Helga Hoffmann

Um frágil cessar-fogo na Síria já dura mais que as previsões que se faziam quando ele começou a valer, em 27 de fevereiro. Desde então, comboios de ajuda humanitária puderam chegar a uma parte das localidades sitiadas (por tropas rebeldes ou soldados do ditador em Damasco), levando alimentos e remédios. Conforme o acordo, o governo de al-Assad  permitiu o fornecimento de ajuda humanitária, inclusive em algumas áreas controladas por rebeldes. Não só bombardeios, mas fome matava gente nas zonas cortadas das rotas normais de abastecimento pela guerra.  A ONU estimou a presença de quase meio milhão de pessoas sitiadas, e esperava levar alimentos a 150 mil pessoas até o início de março.

Até quando vai durar essa suspensão das hostilidades? O acordo exclui os terroristas do Estado Islâmico e Jabhat al-Nusra, o ramo sírio de al-Qaeda. Acontece que esses grupos operam às vezes junto com os outros grupos rebeldes contrários ao governo de al-Assad, e essa dificuldade de distinção, já durante os bombardeios anteriores pelos caças russos, trouxera acusações de que Moscou na verdade não combatia o EI, como alegava, e sim, apoiava as tropas do governo sírio contra quaisquer ataques. Violações do cessar-fogo seriam difíceis de verificar.

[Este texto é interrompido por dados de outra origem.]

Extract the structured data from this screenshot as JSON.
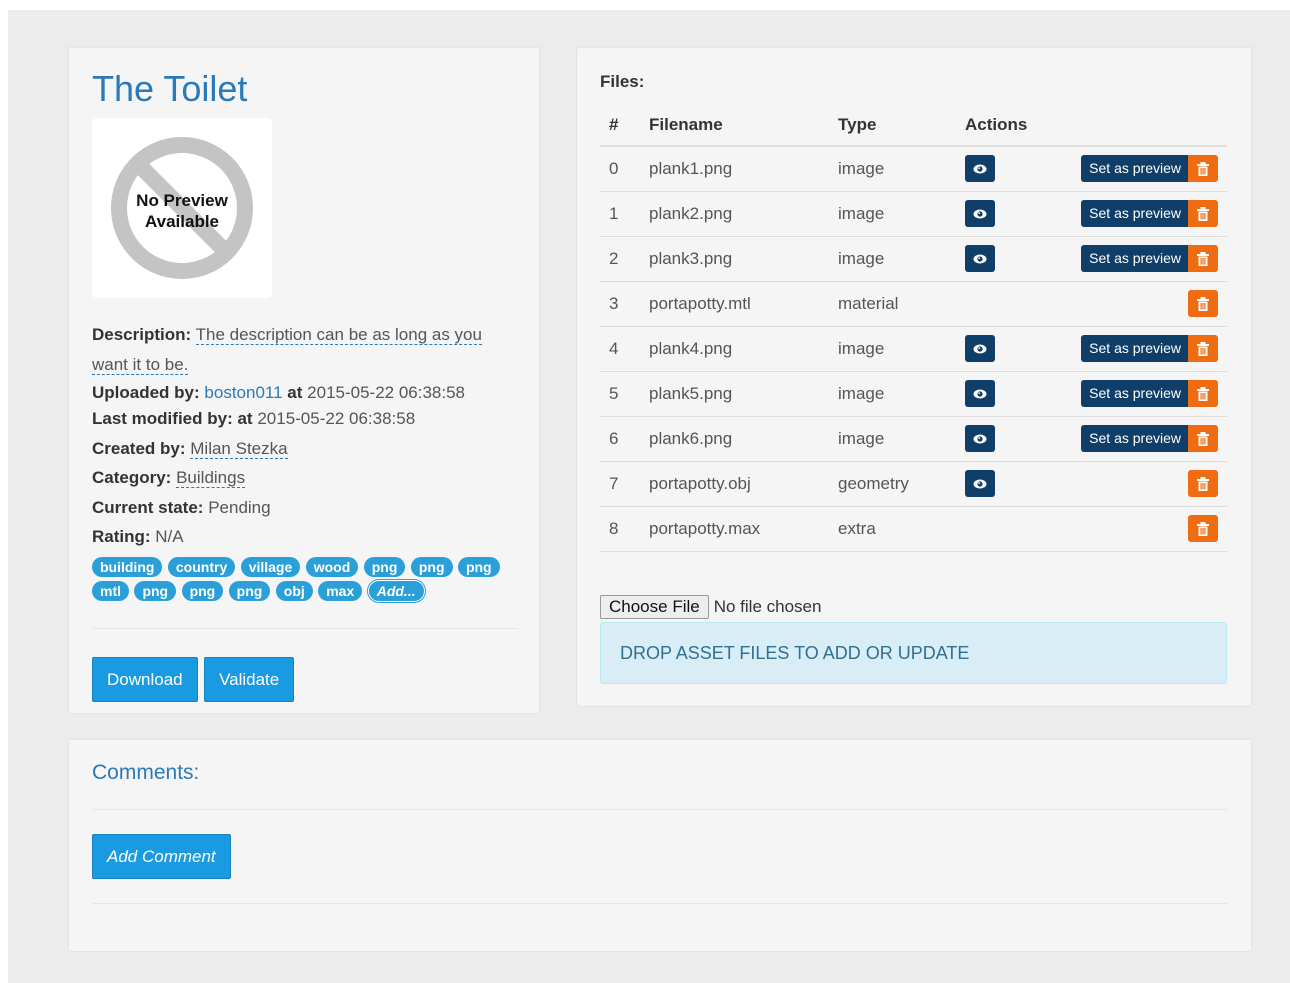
{
  "asset": {
    "title": "The Toilet",
    "preview_text_line1": "No Preview",
    "preview_text_line2": "Available",
    "description_label": "Description:",
    "description_value": "The description can be as long as you want it to be.",
    "uploaded_by_label": "Uploaded by:",
    "uploaded_by_user": "boston011",
    "uploaded_at_label": "at",
    "uploaded_at": "2015-05-22 06:38:58",
    "last_modified_label": "Last modified by:",
    "last_modified_at_label": "at",
    "last_modified_at": "2015-05-22 06:38:58",
    "created_by_label": "Created by:",
    "created_by_value": "Milan Stezka",
    "category_label": "Category:",
    "category_value": "Buildings",
    "state_label": "Current state:",
    "state_value": "Pending",
    "rating_label": "Rating:",
    "rating_value": "N/A",
    "tags": [
      "building",
      "country",
      "village",
      "wood",
      "png",
      "png",
      "png",
      "mtl",
      "png",
      "png",
      "png",
      "obj",
      "max"
    ],
    "add_tag_label": "Add...",
    "download_label": "Download",
    "validate_label": "Validate"
  },
  "files": {
    "label": "Files:",
    "columns": [
      "#",
      "Filename",
      "Type",
      "Actions"
    ],
    "rows": [
      {
        "num": "0",
        "filename": "plank1.png",
        "type": "image",
        "view": true,
        "set_preview": true
      },
      {
        "num": "1",
        "filename": "plank2.png",
        "type": "image",
        "view": true,
        "set_preview": true
      },
      {
        "num": "2",
        "filename": "plank3.png",
        "type": "image",
        "view": true,
        "set_preview": true
      },
      {
        "num": "3",
        "filename": "portapotty.mtl",
        "type": "material",
        "view": false,
        "set_preview": false
      },
      {
        "num": "4",
        "filename": "plank4.png",
        "type": "image",
        "view": true,
        "set_preview": true
      },
      {
        "num": "5",
        "filename": "plank5.png",
        "type": "image",
        "view": true,
        "set_preview": true
      },
      {
        "num": "6",
        "filename": "plank6.png",
        "type": "image",
        "view": true,
        "set_preview": true
      },
      {
        "num": "7",
        "filename": "portapotty.obj",
        "type": "geometry",
        "view": true,
        "set_preview": false
      },
      {
        "num": "8",
        "filename": "portapotty.max",
        "type": "extra",
        "view": false,
        "set_preview": false
      }
    ],
    "set_preview_label": "Set as preview",
    "choose_file_label": "Choose File",
    "no_file_label": "No file chosen",
    "dropzone_label": "DROP ASSET FILES TO ADD OR UPDATE"
  },
  "comments": {
    "title": "Comments:",
    "add_comment_label": "Add Comment"
  },
  "icons": {
    "view": "eye-icon",
    "delete": "trash-icon",
    "preview_placeholder": "no-symbol-icon"
  },
  "colors": {
    "accent": "#2a7ab9",
    "button_blue": "#1a9ae0",
    "navy": "#0f3e68",
    "orange": "#ef6c12",
    "info_bg": "#d9edf7"
  }
}
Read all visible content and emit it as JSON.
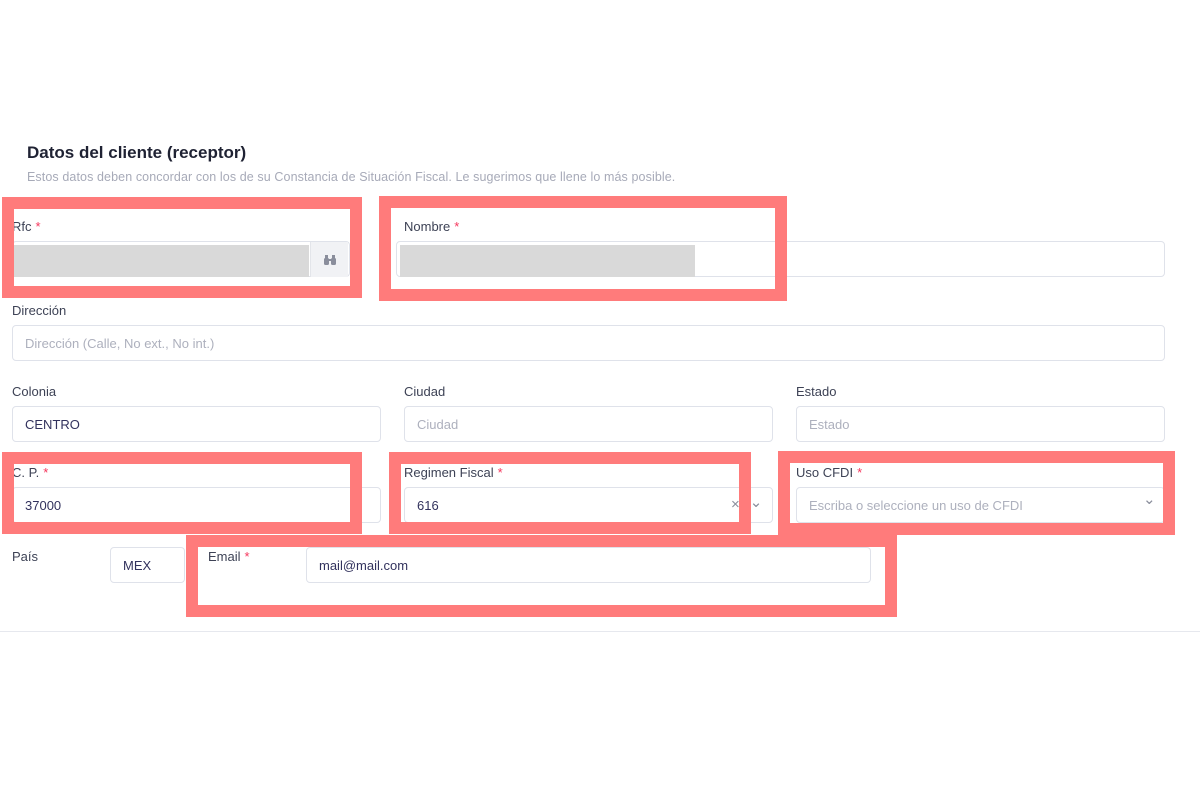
{
  "section": {
    "title": "Datos del cliente (receptor)",
    "subtitle": "Estos datos deben concordar con los de su Constancia de Situación Fiscal. Le sugerimos que llene lo más posible."
  },
  "fields": {
    "rfc": {
      "label": "Rfc",
      "required": "*"
    },
    "nombre": {
      "label": "Nombre",
      "required": "*"
    },
    "direccion": {
      "label": "Dirección",
      "placeholder": "Dirección (Calle, No ext., No int.)"
    },
    "colonia": {
      "label": "Colonia",
      "value": "CENTRO"
    },
    "ciudad": {
      "label": "Ciudad",
      "placeholder": "Ciudad"
    },
    "estado": {
      "label": "Estado",
      "placeholder": "Estado"
    },
    "cp": {
      "label": "C. P.",
      "required": "*",
      "value": "37000"
    },
    "regimen": {
      "label": "Regimen Fiscal",
      "required": "*",
      "value": "616",
      "clear": "×",
      "chevron": "⌄"
    },
    "uso_cfdi": {
      "label": "Uso CFDI",
      "required": "*",
      "placeholder": "Escriba o seleccione un uso de CFDI",
      "chevron": "⌄"
    },
    "pais": {
      "label": "País",
      "value": "MEX"
    },
    "email": {
      "label": "Email",
      "required": "*",
      "value": "mail@mail.com"
    }
  },
  "icons": {
    "search": "binoculars-icon"
  },
  "colors": {
    "highlight": "#ff7b7b",
    "required": "#f5365c",
    "masked": "#d9d9d9"
  }
}
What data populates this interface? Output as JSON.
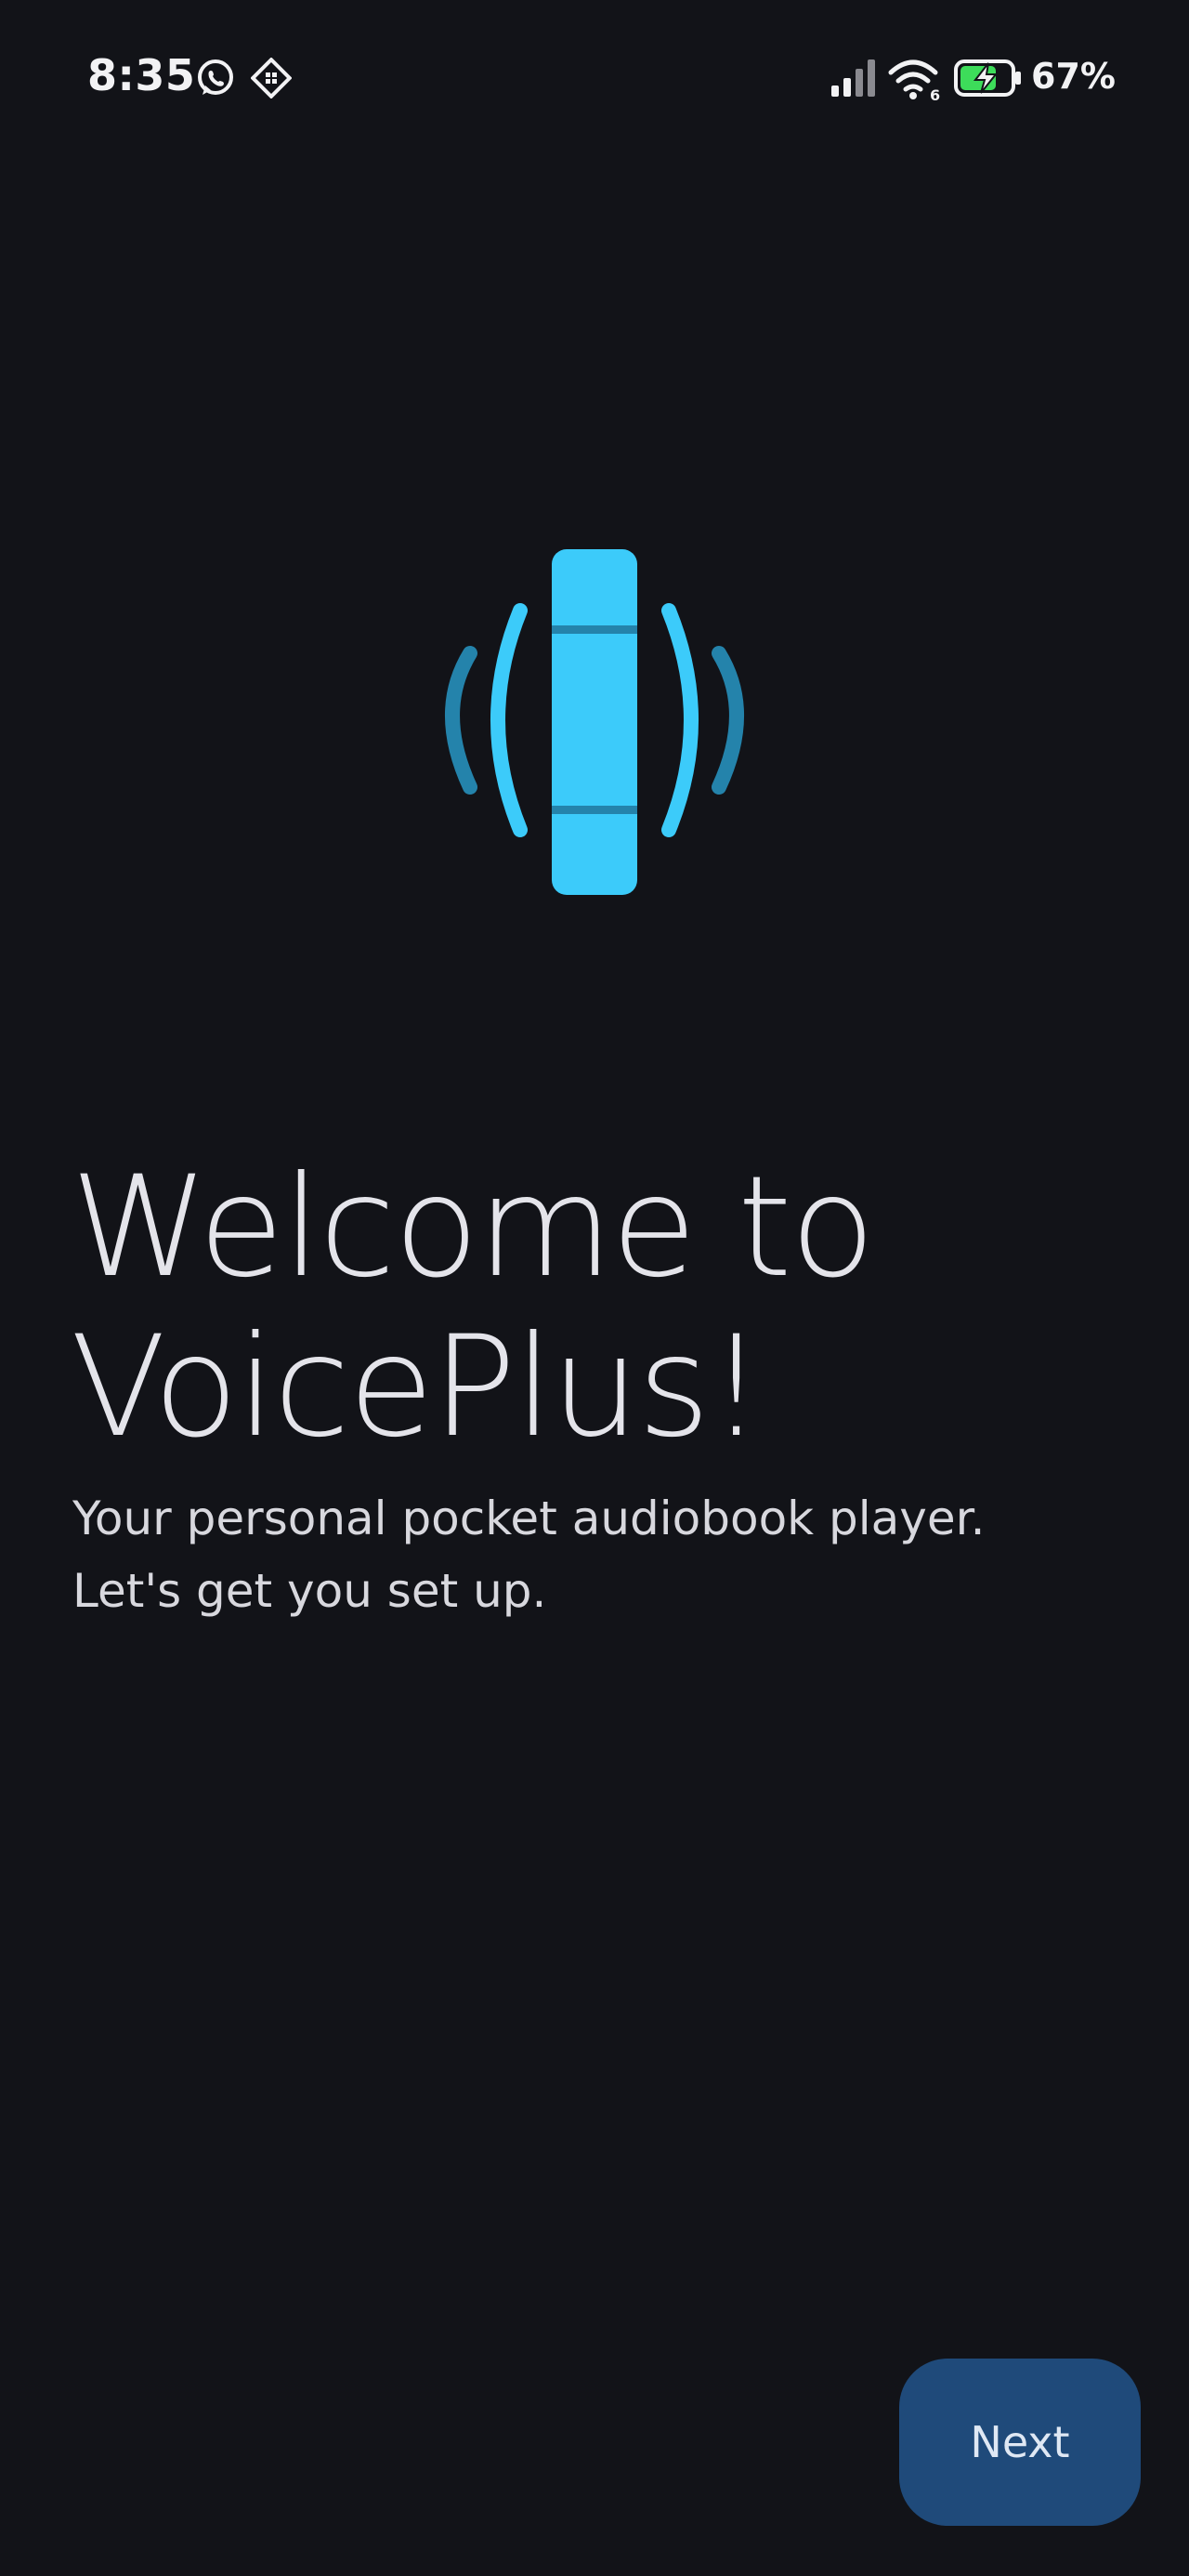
{
  "status_bar": {
    "time": "8:35",
    "notification_icons": [
      "whatsapp-icon",
      "app-notification-icon"
    ],
    "system_icons": [
      "cellular-signal-icon",
      "wifi-6-icon",
      "battery-charging-icon"
    ],
    "battery_percent": "67%"
  },
  "logo": {
    "icon": "voiceplus-logo-icon",
    "colors": {
      "primary": "#3ccbfa",
      "secondary": "#2483ab"
    }
  },
  "welcome": {
    "title": "Welcome to VoicePlus!",
    "subtitle_line1": "Your personal pocket audiobook player.",
    "subtitle_line2": "Let's get you set up."
  },
  "actions": {
    "next_label": "Next"
  },
  "colors": {
    "background": "#121318",
    "button_bg": "#1f4a7a",
    "text": "#e4e4ea"
  }
}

Depois da suspensão provisória de hostilidades, reiniciaram-se negociações de paz em Genebra, coordenadas pelo enviado especial da ONU para a Síria, Staffan de Mistura, com o fito de alcançar uma transição política que permita o fim permanente da guerra na Síria.  Até agora os representantes de Bashar al-Assad têm rejeitado qualquer proposta que implique sua saída do governo, enquanto os diferentes grupos de oposição querem um governo de transição sem al-Assad. Esta semana os russos, cuja força aérea dava apoio as tropas de al-Assad desde setembro passado, começaram a retirar seus caças do espaço aéreo sírio, reanimando especulações sobre o futuro do governo em Damasco e sobre as intenções de Putin. E há notícia até de que voltaram a ocorrer, depois do cessar-fogo, manifestações pacíficas contra a ditadura na Síria.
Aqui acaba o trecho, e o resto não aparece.